Muito menos se essa corrida parte do castelo, na cidade que fundou Portugal.

É responsabilidade, gente.

Muito menos se essa corrida é feita, em grande parte, nas ruas, ruelas e passeios carregados de história, do centro de Guimarães, Património Cultural da Humanidade.

Agora percebo porquê!

Fantástica viagem no tempo, na história.

Esta, era uma das meias maratonas que faltava no meu curriculum de pré-maratonista amador.

Dizia-me alguém que eu escrevo melhor que corro.

É isso que quero inverter.

Certo é que a corri a meia maratona, dura, para duros, e cheguei ao fim.

A humidade, em Guimarães, no grande terreiro, junto ao castelo, era de 80%.

Às nove e meia da manhã já estavam trinta graus.

“ Amigo, ainda não começou a correr e já está a transpirar assim?”, lançou-me um daqueles tipos, com mais de cinquenta anos, bigode negro, sorriso malandro, daqueles que fazem a meia em pouco mais de hora e meia.

Era tudo junto, a humidade relativa do ar, a temperatura, as emoções, a noite anterior, e eu, ali mesmo, onde nunca tinha partido, no meio do pelotão, no meio dos duros.

Esta, era uma corrida que, por motivos pessoais, não estava para fazer mas, porque estou a levar à risca o plano de preparação tive que me fazer homem e fiz-me à estrada.
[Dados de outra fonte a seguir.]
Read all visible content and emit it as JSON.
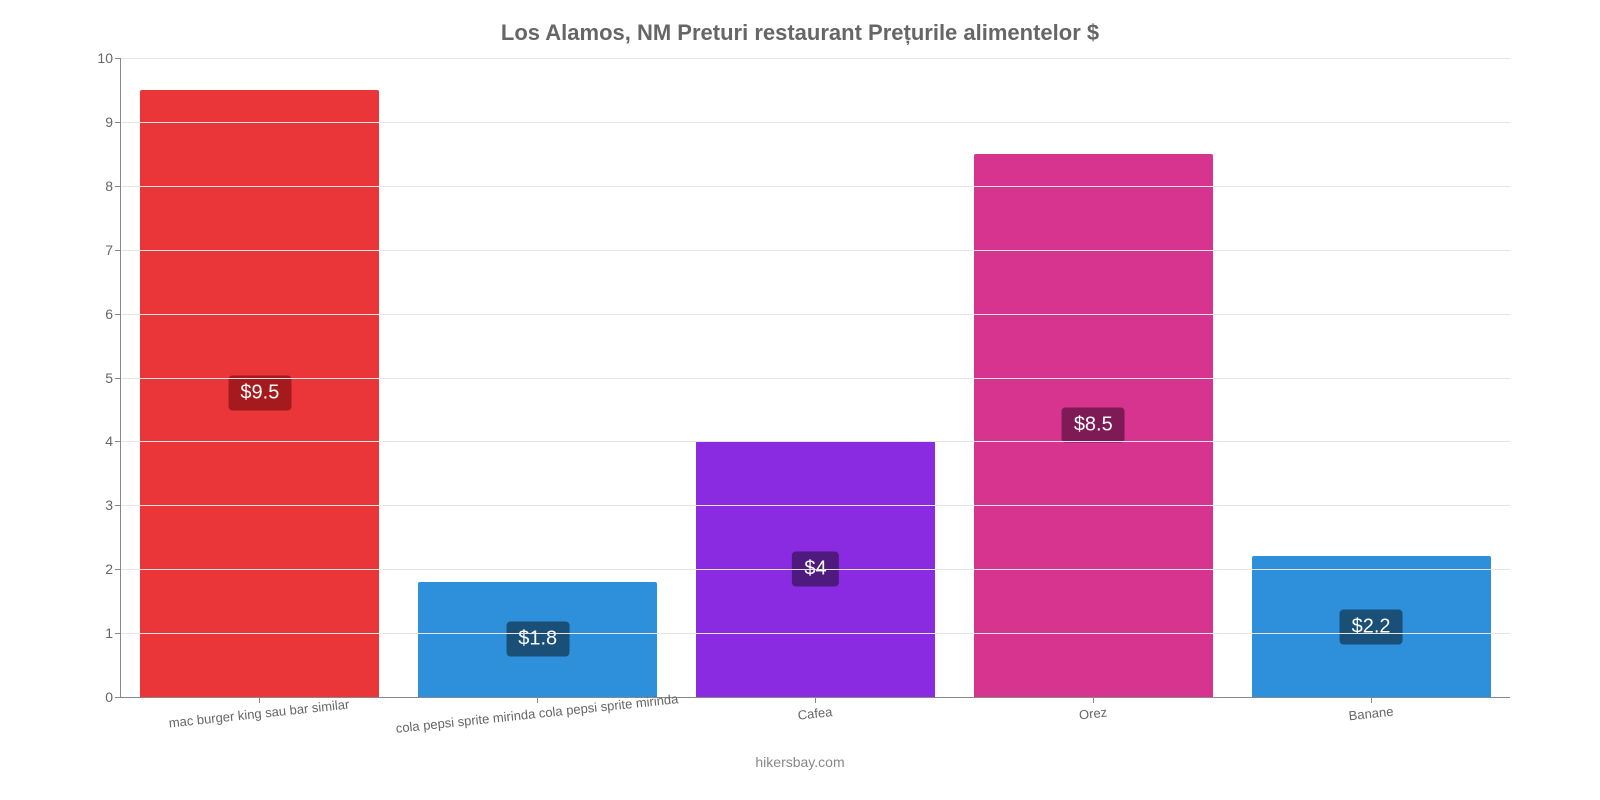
{
  "chart": {
    "type": "bar",
    "title": "Los Alamos, NM Preturi restaurant Prețurile alimentelor $",
    "title_color": "#666666",
    "title_fontsize": 22,
    "background_color": "#ffffff",
    "grid_color": "#e5e5e5",
    "axis_color": "#888888",
    "tick_label_color": "#666666",
    "tick_label_fontsize": 14,
    "x_label_fontsize": 13,
    "x_label_rotation_deg": -6,
    "value_label_fontsize": 20,
    "value_label_text_color": "#ffffff",
    "ylim": [
      0,
      10
    ],
    "ytick_step": 1,
    "yticks": [
      0,
      1,
      2,
      3,
      4,
      5,
      6,
      7,
      8,
      9,
      10
    ],
    "bar_width_ratio": 0.86,
    "categories": [
      "mac burger king sau bar similar",
      "cola pepsi sprite mirinda cola pepsi sprite mirinda",
      "Cafea",
      "Orez",
      "Banane"
    ],
    "values": [
      9.5,
      1.8,
      4,
      8.5,
      2.2
    ],
    "value_labels": [
      "$9.5",
      "$1.8",
      "$4",
      "$8.5",
      "$2.2"
    ],
    "bar_colors": [
      "#eb3639",
      "#2e8fda",
      "#8a2be2",
      "#d6348e",
      "#2e8fda"
    ],
    "value_label_bg_colors": [
      "#a51b1d",
      "#1a4f78",
      "#4f1a7e",
      "#7e1a55",
      "#1a4f78"
    ],
    "label_center_offsets": [
      50,
      50,
      50,
      50,
      50
    ],
    "footer": "hikersbay.com",
    "footer_color": "#888888",
    "footer_fontsize": 14
  }
}
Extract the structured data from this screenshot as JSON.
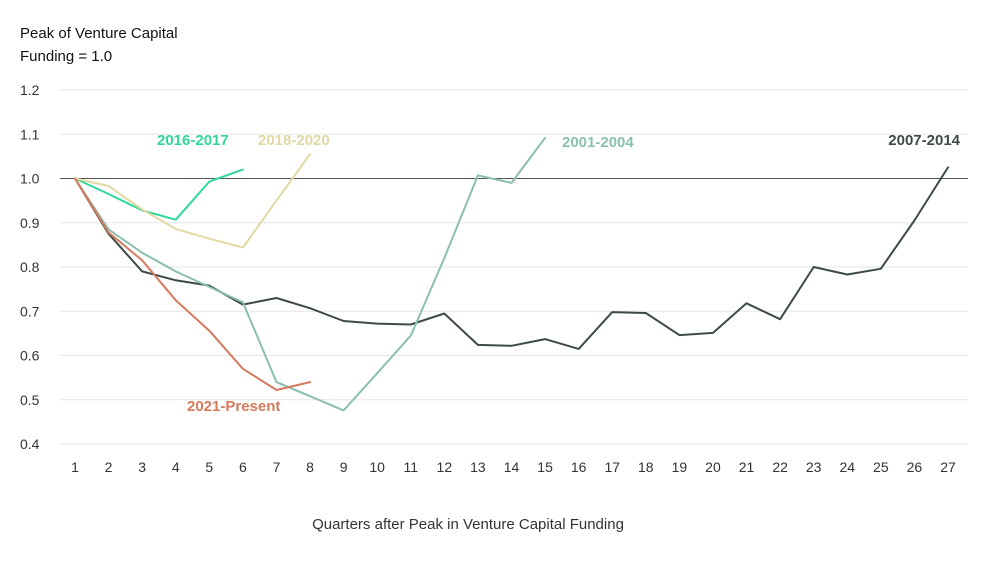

Valeu a pena, desde que cheguei até que vim embora. Há coisas que valem a pena.

Ali estiva eu, no meio dos corredores.

Ali ia eu, a abrir pelas ruelas fora, para não ser atropelado.

Fiz os três primeiros quilómetros abaixo dos cinco minutos cada.

Já sabia o que estava para vir, quebra.

Nunca eu imaginara o que aí estava para vir.

O pequeno almoço…

A parir do quarto quilómetro comecei a sentir tudo às voltas no estômago.

Alimentei-me correctamente, mas cometi o mesmo erro - pela terceira vez - que foi comer apenas uma hora antes da corrida.

Andei ali uns quilómetros aflito, a controlar a respiração ao limite, para que o oxigénio me ajudasse a passar aquele indisposição.

Foi assim até aos dez quilómetros. Já tinha o tempo todo lixado.

O meu treinador definiu uma corrida calma, em patamares baixos, apenas para ver as reacções.

Eu, não lhe o disse, mas quis ir mais além. Lixei-me, no entanto, ainda assim, cumpri com o que ele me disse, pelo que me deu os parabéns, ao fim do dia.

Começo a sentir o efeito dos treinos duros.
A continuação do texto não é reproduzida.